Intérim, CDD, cumul d’emplois à temps partiel : voilà les différentes facettes de l’emploi précaire que nous dénonçons habituellement et qui vont être appliquées à la fonction publique. Si ce projet de loi n’apporte aucune réponse aux questions relatives à la mobilité des fonctionnaires, il pratique, en revanche, une saignée profonde dans le statut de la fonction publique, avant que la révision générale des politiques publiques ne l’achève définitivement !
C’est pourquoi l’ensemble des syndicats sollicités ont voté contre ce projet de loi ou se sont abstenus. Une journée de grève massive s’annonce d’ailleurs le 15 mai prochain ; cinq organisations syndicales ont appelé toute la fonction publique à cesser le travail.
La réforme que vous envisagez, monsieur le ministre, monsieur le secrétaire d'État, ne passe ni par la négociation ni par la concertation.
La logique sous-jacente de ce texte reprend les principes dévoilés dans le discours de Nantes du chef de l’État. Sa déclaration opposait le contrat à la loi ; le métier, plus restrictif, à la fonction ; elle défaisait les liens entre les fonctions publiques ; opposait la performance individuelle à l’efficacité sociale. Bref, ce discours annonçait le dynamitage du statut, la substitution de l’individualisme et de la concurrence aux valeurs d’égalité et de solidarité inscrites dans le statut même des fonctionnaires et à la transparence de gestion conquise par les personnels. Une telle politique s’attaque directement aux garanties apportées aux citoyens par le statut de la fonction publique.

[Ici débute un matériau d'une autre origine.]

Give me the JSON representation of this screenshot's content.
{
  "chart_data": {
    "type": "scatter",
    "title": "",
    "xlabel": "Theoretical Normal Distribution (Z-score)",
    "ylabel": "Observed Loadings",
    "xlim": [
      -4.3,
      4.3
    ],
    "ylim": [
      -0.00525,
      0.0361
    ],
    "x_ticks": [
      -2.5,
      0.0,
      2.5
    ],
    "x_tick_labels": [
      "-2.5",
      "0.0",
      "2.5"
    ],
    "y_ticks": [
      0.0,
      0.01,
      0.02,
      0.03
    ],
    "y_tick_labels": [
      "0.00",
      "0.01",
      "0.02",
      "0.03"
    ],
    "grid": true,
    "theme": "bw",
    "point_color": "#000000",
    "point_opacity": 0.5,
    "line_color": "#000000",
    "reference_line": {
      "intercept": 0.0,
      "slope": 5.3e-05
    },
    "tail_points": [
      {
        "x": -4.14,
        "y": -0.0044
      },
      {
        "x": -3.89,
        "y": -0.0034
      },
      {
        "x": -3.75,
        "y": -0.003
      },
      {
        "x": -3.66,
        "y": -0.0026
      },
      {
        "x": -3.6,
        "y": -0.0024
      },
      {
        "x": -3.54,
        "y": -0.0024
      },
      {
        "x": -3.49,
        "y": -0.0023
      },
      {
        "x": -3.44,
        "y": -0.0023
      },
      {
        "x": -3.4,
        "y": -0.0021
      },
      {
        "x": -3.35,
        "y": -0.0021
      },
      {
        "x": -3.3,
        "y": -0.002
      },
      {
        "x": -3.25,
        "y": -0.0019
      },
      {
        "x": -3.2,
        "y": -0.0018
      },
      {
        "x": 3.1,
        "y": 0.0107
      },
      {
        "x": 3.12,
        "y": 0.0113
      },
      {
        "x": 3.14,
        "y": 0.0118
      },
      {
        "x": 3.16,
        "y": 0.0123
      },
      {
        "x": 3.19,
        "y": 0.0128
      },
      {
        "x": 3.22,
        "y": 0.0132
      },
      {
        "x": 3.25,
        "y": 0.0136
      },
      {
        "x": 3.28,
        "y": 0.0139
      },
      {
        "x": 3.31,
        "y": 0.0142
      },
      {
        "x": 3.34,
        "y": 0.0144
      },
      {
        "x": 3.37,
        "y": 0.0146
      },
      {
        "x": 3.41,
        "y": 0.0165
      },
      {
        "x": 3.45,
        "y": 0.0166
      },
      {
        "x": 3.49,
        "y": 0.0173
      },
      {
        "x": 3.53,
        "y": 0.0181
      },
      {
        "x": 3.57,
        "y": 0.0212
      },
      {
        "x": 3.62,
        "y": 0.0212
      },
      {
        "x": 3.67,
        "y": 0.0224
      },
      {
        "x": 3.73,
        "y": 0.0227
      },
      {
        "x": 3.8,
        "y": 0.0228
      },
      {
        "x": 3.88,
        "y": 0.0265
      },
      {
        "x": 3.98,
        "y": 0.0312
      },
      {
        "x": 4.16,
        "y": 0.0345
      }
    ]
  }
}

Le chef de l’État fait peu de cas des raisons qui ont permis à notre pays de disposer d’une fonction publique intègre, au service de l’intérêt général, et préfère chiffrer froidement le gain financier réalisé pour chaque suppression de poste dans les effectifs de l’État.
Comme il a pu l’expliquer voilà quelques semaines, « lorsqu’on évite un recrutement en organisant différemment le service, on évite non pas une année de salaire, mais quarante années de salaires et vingt ans de retraite ».